The Gold King Mine flourished until a 1908 blaze destroyed the mine’s structures and killed six men trapped inside. The mine never really recovered, operating in fits and starts until it shut down in the early 1920s. Some eight decades later the main mine opening began to ooze orange, acidic, heavy metal-laden water, becoming one of the worst mine-related polluters in the state. In August 2015, contractors working for the U.S. EPA began poking around in the mine opening to investigate the pollution, breaking an earthen dam of sorts and releasing a 3-million-gallon torrent of nasty water that sullied more than 100 miles of the Animas and San Juan Rivers. The disaster has cost taxpayers tens of millions of dollars, and the price tag continues to rise.

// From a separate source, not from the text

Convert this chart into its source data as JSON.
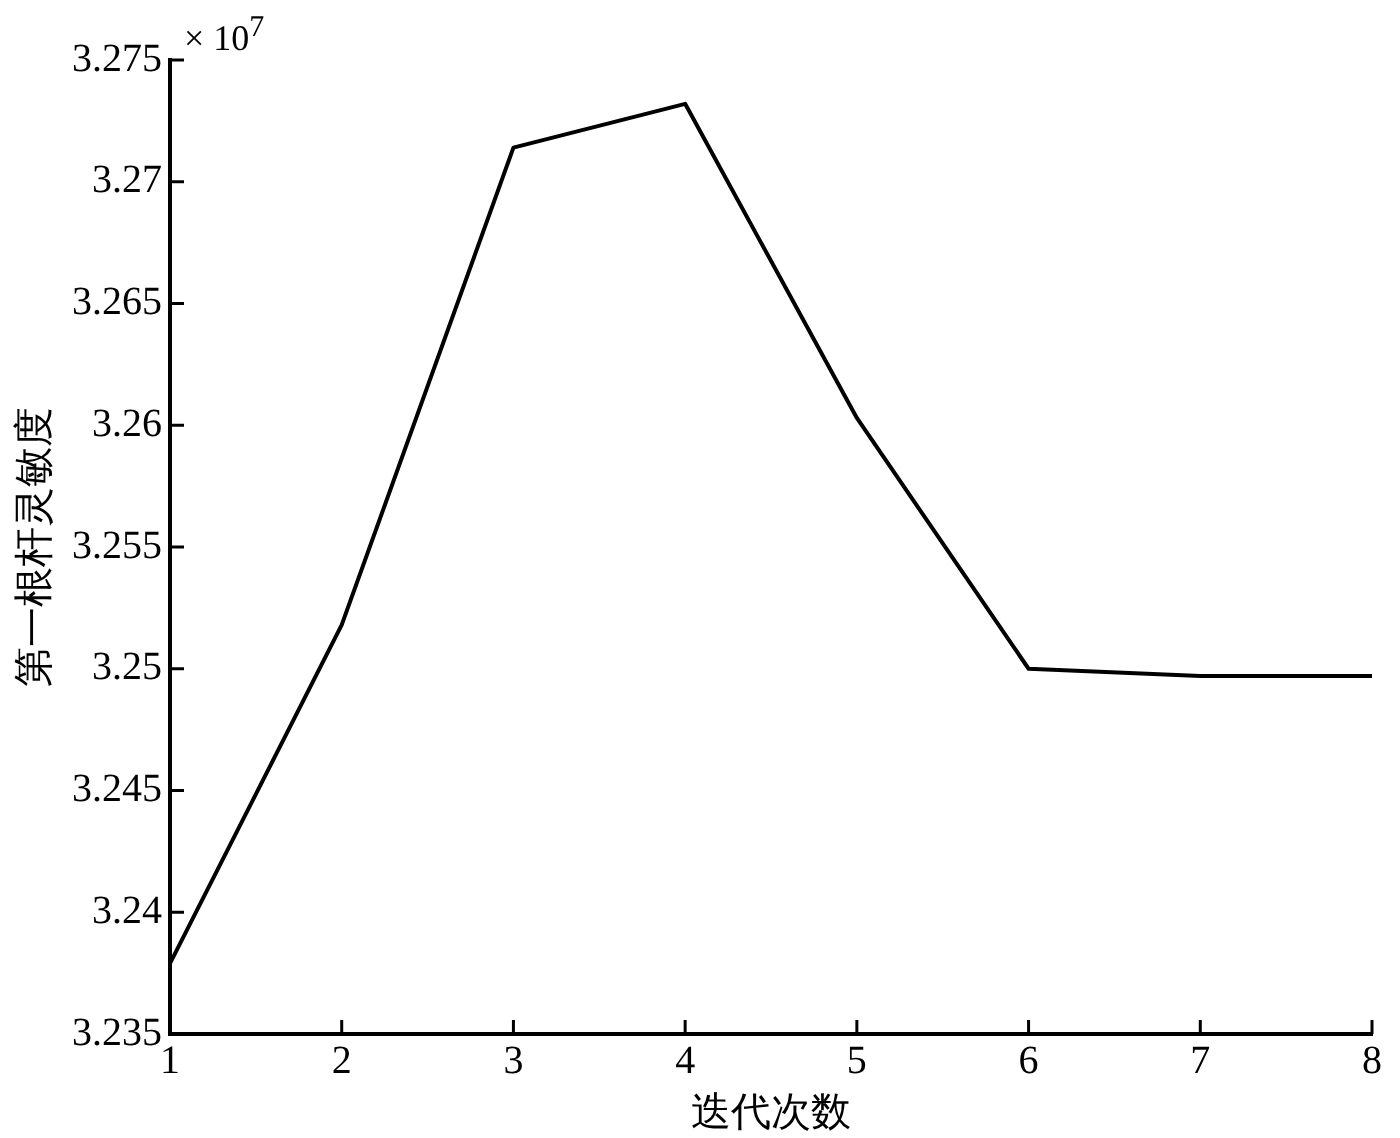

It’s not clear whether mining law reforms could have prevented the disaster, but had they been implemented five decades ago, when advocates and governmental agencies began calling for change, there would now be a big pot of money for funding the cleanup. And, almost without a doubt, implementing reforms now—before the new green metals and uranium mining boom reaches its apex in this part of the world—would help avert the Gold King catastrophes of the future.

1 thought on “Rethinking Mining Regulations”

  1. Thank you so much for writing this article, Jonathan. I think this is an incredibly important topic that really needs to have more open discussion in this state. While the history of mining in this country has left a bad taste in the mouth of practically everyone not directly involved in the mining industry, and for good reason, the fact remains that there are valuable and useful hard rock minerals that can and I believe should be accessed using modern techniques that do not allow for destruction or pollution, and helps enrich citizens in areas where mining is performed. I loved all of your recommendations, especially the ones about replacing the claim system with a leasing system and putting a royalty on hard rock minerals produced from federal lands. The latter one I find especially important, as I think citizens would be more open to reopening the mining saga in Colorado if they were to see a financial benefit rather than have all the profits go to the few people actually involved with the mining companies themselves. This is especially relevant in the modern era with modern tech, which eliminates much of the need for human labor. Locals need a piece of what is removed from their lands.